Но впереди всех обыкновенно идет предводитель, опытность и ловкость которого делают его патриархом и властителем всей стаи.
«Не только общее согласие всех обезьян, — говорит Брэм в своей иллюстрированной „Жизни животных“, — дает ему почетную обязанность предводителя, но обыкновенно она получается после долгой и упорной борьбы его с своими соперниками — самцами, принадлежащими к той же стае».
Длинные руки и хорошие зубы обыкновенно решают победу в пользу того или другого, после чего все остальные обязаны повиноваться победителю — а кто не хочет, ну, того принудят к этому кусаньем и побоями.

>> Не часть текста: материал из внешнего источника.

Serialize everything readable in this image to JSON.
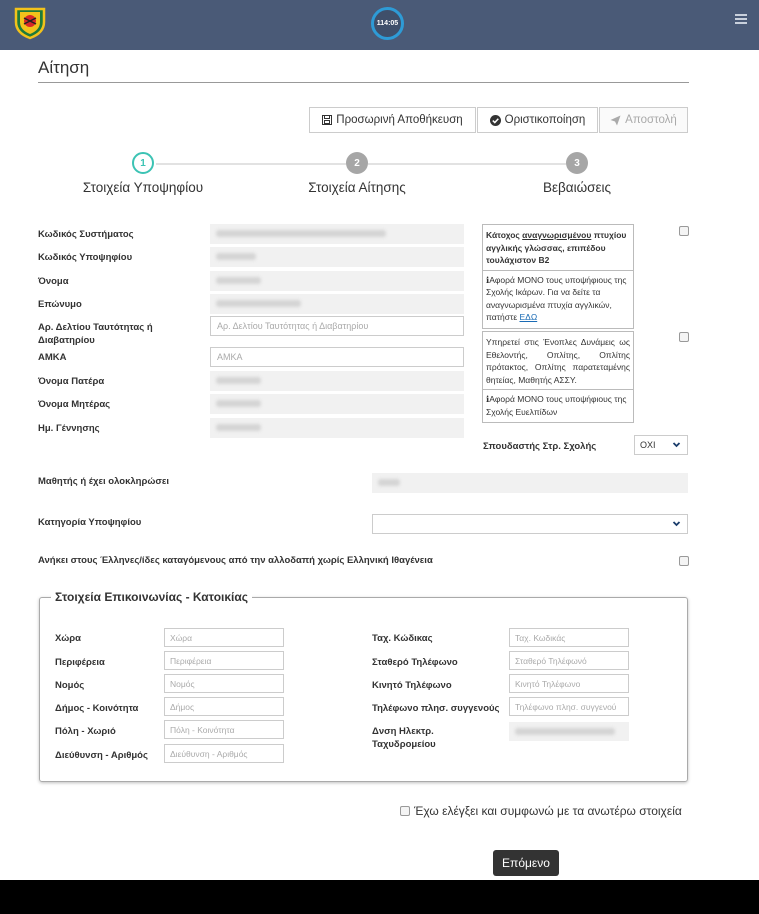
{
  "header": {
    "timer": "114:05"
  },
  "page": {
    "title": "Αίτηση"
  },
  "toolbar": {
    "temp_save": "Προσωρινή Αποθήκευση",
    "finalize": "Οριστικοποίηση",
    "send": "Αποστολή"
  },
  "steps": [
    {
      "num": "1",
      "label": "Στοιχεία Υποψηφίου"
    },
    {
      "num": "2",
      "label": "Στοιχεία Αίτησης"
    },
    {
      "num": "3",
      "label": "Βεβαιώσεις"
    }
  ],
  "candidate": {
    "system_code": "Κωδικός Συστήματος",
    "candidate_code": "Κωδικός Υποψηφίου",
    "first_name": "Όνομα",
    "last_name": "Επώνυμο",
    "id_number": "Αρ. Δελτίου Ταυτότητας ή Διαβατηρίου",
    "id_placeholder": "Αρ. Δελτίου Ταυτότητας ή Διαβατηρίου",
    "amka": "ΑΜΚΑ",
    "amka_placeholder": "ΑΜΚΑ",
    "father_name": "Όνομα Πατέρα",
    "mother_name": "Όνομα Μητέρας",
    "birth_date": "Ημ. Γέννησης",
    "student_completed": "Μαθητής ή έχει ολοκληρώσει",
    "category": "Κατηγορία Υποψηφίου",
    "greek_descent": "Ανήκει στους Έλληνες/ίδες καταγόμενους από την αλλοδαπή χωρίς Ελληνική Ιθαγένεια"
  },
  "info1": {
    "p1": "Κάτοχος ",
    "p1_u": "αναγνωρισμένου",
    "p1_rest": " πτυχίου αγγλικής γλώσσας, επιπέδου τουλάχιστον Β2",
    "p2_icon": "ℹ",
    "p2": "Αφορά ΜΟΝΟ τους υποψήφιους της Σχολής Ικάρων. Για να δείτε τα αναγνωρισμένα πτυχία αγγλικών, πατήστε ",
    "link": "ΕΔΩ"
  },
  "info2": {
    "p1": "Υπηρετεί στις Ένοπλες Δυνάμεις ως Εθελοντής, Οπλίτης, Οπλίτης πρότακτος, Οπλίτης παρατεταμένης θητείας, Μαθητής ΑΣΣΥ.",
    "p2_icon": "ℹ",
    "p2": "Αφορά ΜΟΝΟ τους υποψήφιους της Σχολής Ευελπίδων"
  },
  "military": {
    "label": "Σπουδαστής Στρ. Σχολής",
    "value": "ΟΧΙ"
  },
  "contact": {
    "legend": "Στοιχεία Επικοινωνίας - Κατοικίας",
    "left": [
      {
        "label": "Χώρα",
        "placeholder": "Χώρα"
      },
      {
        "label": "Περιφέρεια",
        "placeholder": "Περιφέρεια"
      },
      {
        "label": "Νομός",
        "placeholder": "Νομός"
      },
      {
        "label": "Δήμος - Κοινότητα",
        "placeholder": "Δήμος"
      },
      {
        "label": "Πόλη - Χωριό",
        "placeholder": "Πόλη - Κοινότητα"
      },
      {
        "label": "Διεύθυνση - Αριθμός",
        "placeholder": "Διεύθυνση - Αριθμός"
      }
    ],
    "right": [
      {
        "label": "Ταχ. Κώδικας",
        "placeholder": "Ταχ. Κωδικάς"
      },
      {
        "label": "Σταθερό Τηλέφωνο",
        "placeholder": "Σταθερό Τηλέφωνό"
      },
      {
        "label": "Κινητό Τηλέφωνο",
        "placeholder": "Κινητό Τηλέφωνο"
      },
      {
        "label": "Τηλέφωνο πλησ. συγγενούς",
        "placeholder": "Τηλέφωνο πλησ. συγγενού"
      },
      {
        "label": "Δνση Ηλεκτρ. Ταχυδρομείου",
        "placeholder": ""
      }
    ]
  },
  "agree": {
    "label": "Έχω ελέγξει και συμφωνώ με τα ανωτέρω στοιχεία"
  },
  "next": {
    "label": "Επόμενο"
  },
  "colors": {
    "header": "#4a5a77",
    "accent": "#3cc3b4",
    "timer_ring": "#2e9bd6"
  }
}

Таким образом в руках и зубах победителя заключается все основание его могущества, и потому он требует от своих подчиненных безусловного повиновения. Этот храбрый самодержец и патриарх не есть впрочем тиран в обыкновенном смысле слова; у него нет ни министров, ни парламента, в его государстве не существует ни демократов, ни национальных либералов. Он просто управляет помощью своих кулаков и зубов — и уважение к этим орудиям делает его достоинство неприкосновенным. Впрочем кругом его часто слышатся неудовольствия — и часто большой и малый, стиснув зубы от ярости, присоединяются к оппозиции; но все то делается лишь за спиною победителя — и сжатые кулаки тотчас же расправляются, как скоро замечают приближение повелителя.
Вся стая шумит и веселится, не чуя грозы над собой, как вдруг из чащи появляется страшный враг — пантера. Одним прыжком вскакивает он в средину беспечных животных — и схватив самого старого, так начинает мять беднягу, что у того хрустят даже кости.
Вся стая приходит в страшный ужас и отчаяние, и как бы по данному знаку рассыпается во все стороны, несмотря на все крики о помощи несчастного. Бедная жертва, при виде неминуемой смерти, хватает своего ближайшего друга за хвост, но этот как сумасшедший грызет руку своего повелителя, пока он ослабший и бессильный не отпускает его хвоста. Теперь еще не ушло время, и можно спасти несчастного — и с страшным шумом и воем вся стая приближается к отвратительному разбойнику. Один стучит ногами, другой ломает отчаянно руки, третий дразнит страшного зверя из за толстого ствола дерева, — но все они в таком почтительном и безопасном расстоянии, на котором они могут считать себя спокойными за свое собственное я. Потом, когда зверь растерзал и пожрал несчастного вожатого, каждый спешит, жалобно воя и крича, куда нибудь подальше в чащу. И долго, долго еще слышатся их жалобные стоны о любимом «умершем», каждый спешит сказать похвальное слово его прежним заслугам. Теперь вся стая стоить как бы без головы, каждый видит себя беспомощным и спрашивает: «кого же мы выберем». Но малу по малу все оправляются, толкуют и наконец приходят к какому-то решению. Ведь нетрудно найти и избрать нового повелителя, который бы мог вполне заменить старого. В стае замечается самая оживленная жизнь и движение; они нашли, они все, все избрали его, потому что его подвиг был поистине велик — и вряд ли найдется кто-либо другой равный ему по заслугам.
И действительно, один за другим, все они — и консерваторы, и либералы, и даже поседевшие демократы — все отдаются в лапы... пантеры.